3) Before you come out of the broom closet, buy the biggest pentacle you can find and wear it often. This will ease the transition and get you the attention you want.
4) Constantly remind everyone that black cats are the most magic and that you’ll only ever have black cats because you’re a Real Witch™.
5) Also remind everyone that you are not doing the Devil’s work but instead are an angel of light.
6) Arguing with people on the internet about what real witches do and do not do is a rite of passage. Go forth!
7) People who have been Pagan way longer than you don’t actually know anything.
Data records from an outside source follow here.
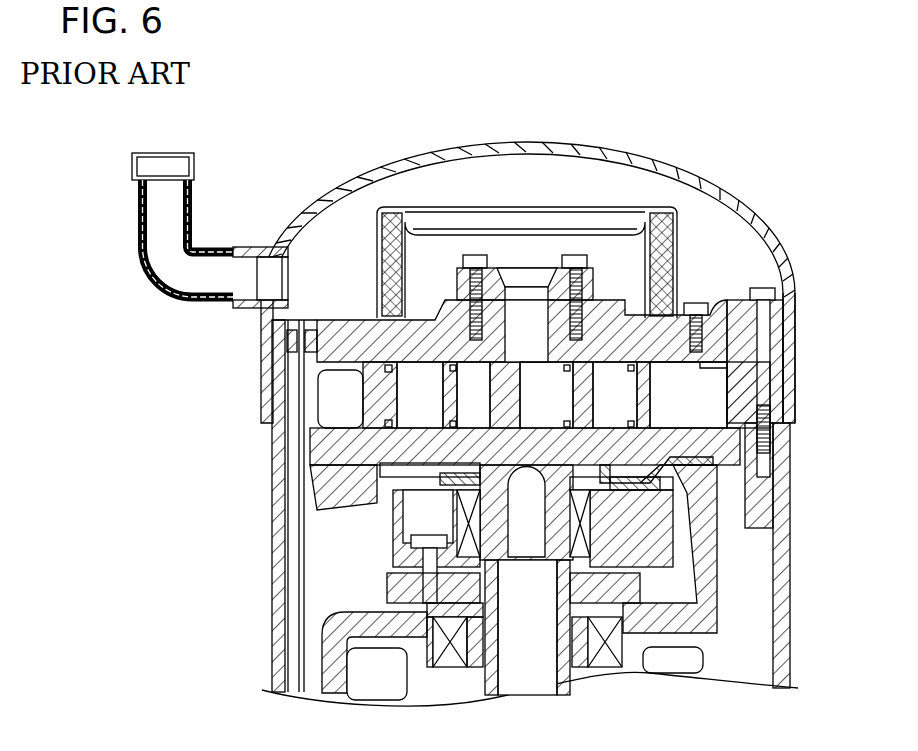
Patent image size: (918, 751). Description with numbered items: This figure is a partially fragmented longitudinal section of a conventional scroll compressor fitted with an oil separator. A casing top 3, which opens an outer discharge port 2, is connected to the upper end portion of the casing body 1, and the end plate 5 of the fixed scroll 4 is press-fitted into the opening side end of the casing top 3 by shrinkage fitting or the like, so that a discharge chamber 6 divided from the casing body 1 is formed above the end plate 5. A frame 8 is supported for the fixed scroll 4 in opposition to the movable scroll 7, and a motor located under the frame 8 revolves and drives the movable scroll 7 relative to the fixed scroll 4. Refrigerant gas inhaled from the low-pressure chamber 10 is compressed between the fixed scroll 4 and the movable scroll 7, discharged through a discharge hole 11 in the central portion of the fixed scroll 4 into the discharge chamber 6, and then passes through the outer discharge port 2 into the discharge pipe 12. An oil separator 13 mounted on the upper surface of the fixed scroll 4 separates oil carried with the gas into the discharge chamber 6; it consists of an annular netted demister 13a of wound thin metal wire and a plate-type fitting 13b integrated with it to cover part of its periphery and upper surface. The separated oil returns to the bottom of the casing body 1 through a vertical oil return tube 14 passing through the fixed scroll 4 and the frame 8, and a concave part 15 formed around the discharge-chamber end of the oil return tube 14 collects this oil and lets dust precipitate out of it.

The casing body 1 is at (775, 470).
The outer discharge port 2 is at (277, 280).
The casing top 3 is at (768, 234).
The fixed scroll 4 is at (707, 302).
The end plate 5 is at (775, 343).
The discharge chamber 6 is at (570, 170).
The movable scroll 7 is at (760, 490).
The frame 8 is at (712, 558).
The low-pressure chamber 10 is at (752, 636).
The discharge hole 11 is at (538, 335).
The discharge pipe 12 is at (192, 172).
The oil separator 13 is at (586, 190).
The demister 13a is at (680, 223).
The plate-type fitting 13b is at (652, 205).
The oil return tube 14 is at (303, 674).
The concave part 15 is at (267, 327).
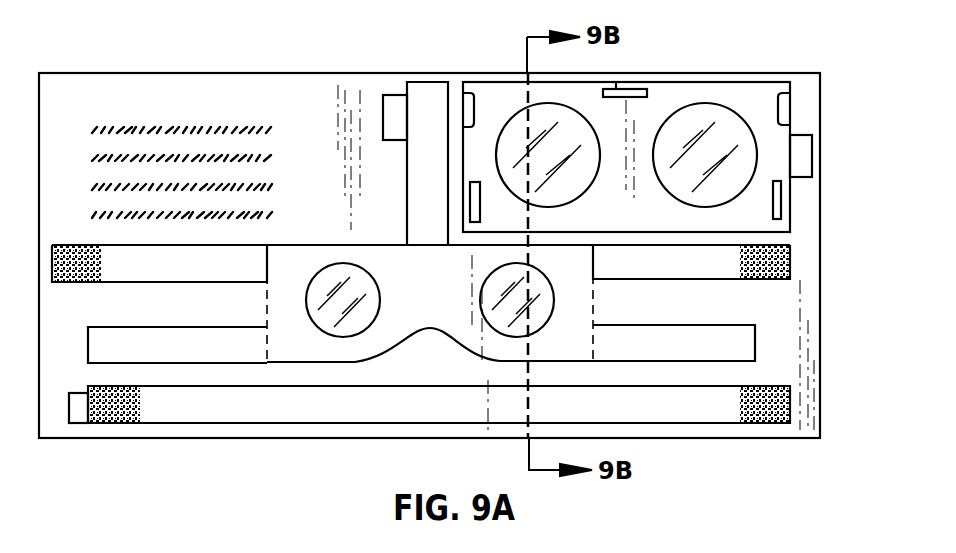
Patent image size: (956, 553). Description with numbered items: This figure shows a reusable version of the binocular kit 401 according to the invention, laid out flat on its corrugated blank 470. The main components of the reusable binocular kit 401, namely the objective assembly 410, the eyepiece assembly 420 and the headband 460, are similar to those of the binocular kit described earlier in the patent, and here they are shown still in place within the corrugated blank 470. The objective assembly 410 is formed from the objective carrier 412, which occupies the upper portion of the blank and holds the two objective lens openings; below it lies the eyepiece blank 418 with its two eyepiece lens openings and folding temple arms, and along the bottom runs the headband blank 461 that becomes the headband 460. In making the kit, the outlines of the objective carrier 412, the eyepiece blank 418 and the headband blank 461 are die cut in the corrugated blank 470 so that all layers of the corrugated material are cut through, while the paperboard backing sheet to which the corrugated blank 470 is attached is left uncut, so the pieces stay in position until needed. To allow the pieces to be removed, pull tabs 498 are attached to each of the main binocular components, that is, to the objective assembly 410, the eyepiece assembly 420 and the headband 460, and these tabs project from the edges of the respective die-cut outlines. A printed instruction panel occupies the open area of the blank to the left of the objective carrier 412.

The reusable binocular kit 401 is at (670, 32).
The objective assembly 410 is at (671, 133).
The objective carrier 412 is at (732, 82).
The eyepiece blank 418 is at (267, 308).
The eyepiece assembly 420 is at (682, 302).
The headband 460 is at (632, 424).
The headband blank 461 is at (277, 424).
The corrugated blank 470 is at (762, 438).
The pull tabs 498 is at (393, 95).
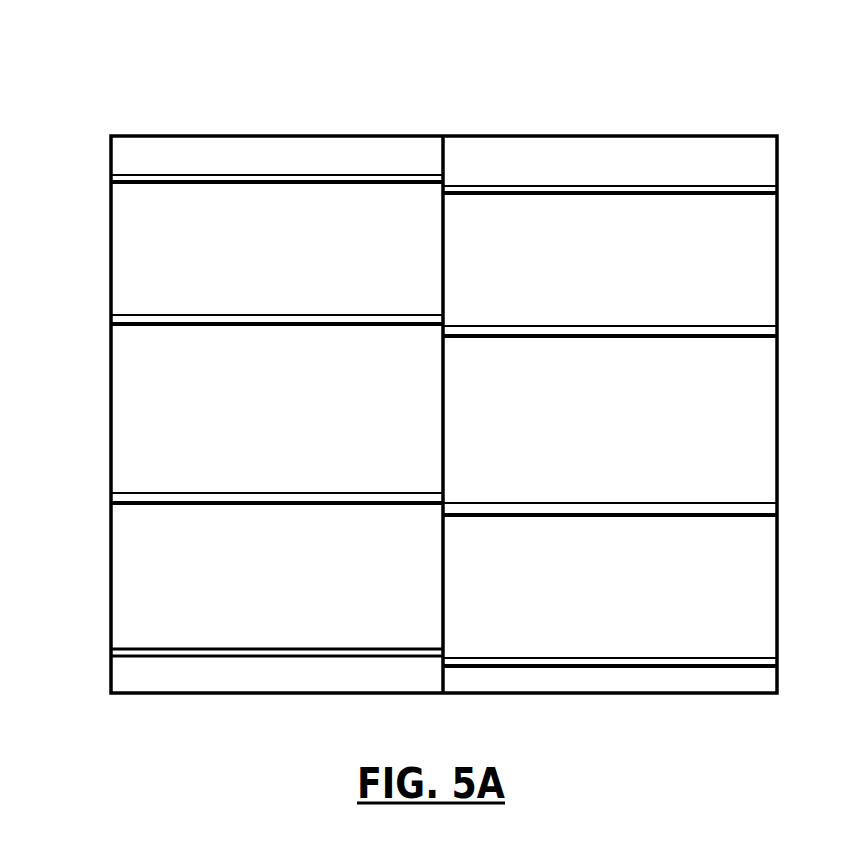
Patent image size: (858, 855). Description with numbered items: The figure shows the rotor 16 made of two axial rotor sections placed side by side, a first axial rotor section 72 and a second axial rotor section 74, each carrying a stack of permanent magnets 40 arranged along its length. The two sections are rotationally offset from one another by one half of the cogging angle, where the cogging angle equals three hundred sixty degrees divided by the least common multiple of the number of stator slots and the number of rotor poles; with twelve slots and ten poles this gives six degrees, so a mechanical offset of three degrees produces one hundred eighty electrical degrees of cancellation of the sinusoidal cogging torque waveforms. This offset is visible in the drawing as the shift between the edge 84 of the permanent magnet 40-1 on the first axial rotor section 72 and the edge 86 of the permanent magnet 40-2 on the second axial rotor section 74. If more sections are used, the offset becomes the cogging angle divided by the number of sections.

The rotor 16 is at (235, 83).
The permanent magnet 40 is at (358, 171).
The permanent magnet 40-1 is at (330, 392).
The permanent magnet 40-2 is at (708, 392).
The first axial rotor section 72 is at (277, 137).
The second axial rotor section 74 is at (610, 137).
The edge 84 is at (338, 328).
The edge 86 is at (610, 338).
Don’t ask any of them for advice** because they’re snarky bastards who will make fun of you in blog posts (guilty as charged).
8) Make sure to stress how you are the Only True Witch, while thoroughly shittalking*** other people who are also new to Paganism and making the same mistakes as you.
9) Plan your coming out for a major holiday. Bonus points if it’s a parent’s or relative’s birthday. After all, the most important person in this process is YOU.
10) Expect the timeline for everyone to get used to the idea of you being Pagan to be approximately one week. After that, be sure to express your supreme irritation and disgust with anyone who asks questions about your new identity.
11) Be prepared to answer everyone’s questions. Bonus points if you sound like you swallowed a Silver Ravenwolf book when you do answer. (Be sure to use Hermione Granger’s cadence when lecturing others! The Muggles usually aren’t capable of understanding, but give it a shot anyway.)
12) Speaking of Hermione, draw a great many comparisons between your faith and Harry Potter. It will help everybody understand****.
13) Every time you introduce yourself to a new person, proclaim your Paganism. “Hi, I’m So-and-so, and guess what? You just shook hands with a really powerful witch! [So don’t screw with me.]”
Too mean? Probably. All joking? Of course. Mostly.
* Not actually excellent advice, unless all your family and closest friends appreciate snark as much as I do.
** Seriously tongue in cheek. Many older Pagans can and do give excellent advice. Ask with an open heart, and be sure you’re not starting from a place of ignorance. If you say something stupid, or you get told, apologize. Be humble, as you are the seeker.
*** If this isn’t actually a word, it should be.
**** Actually, it will help most people roll their eyes at you.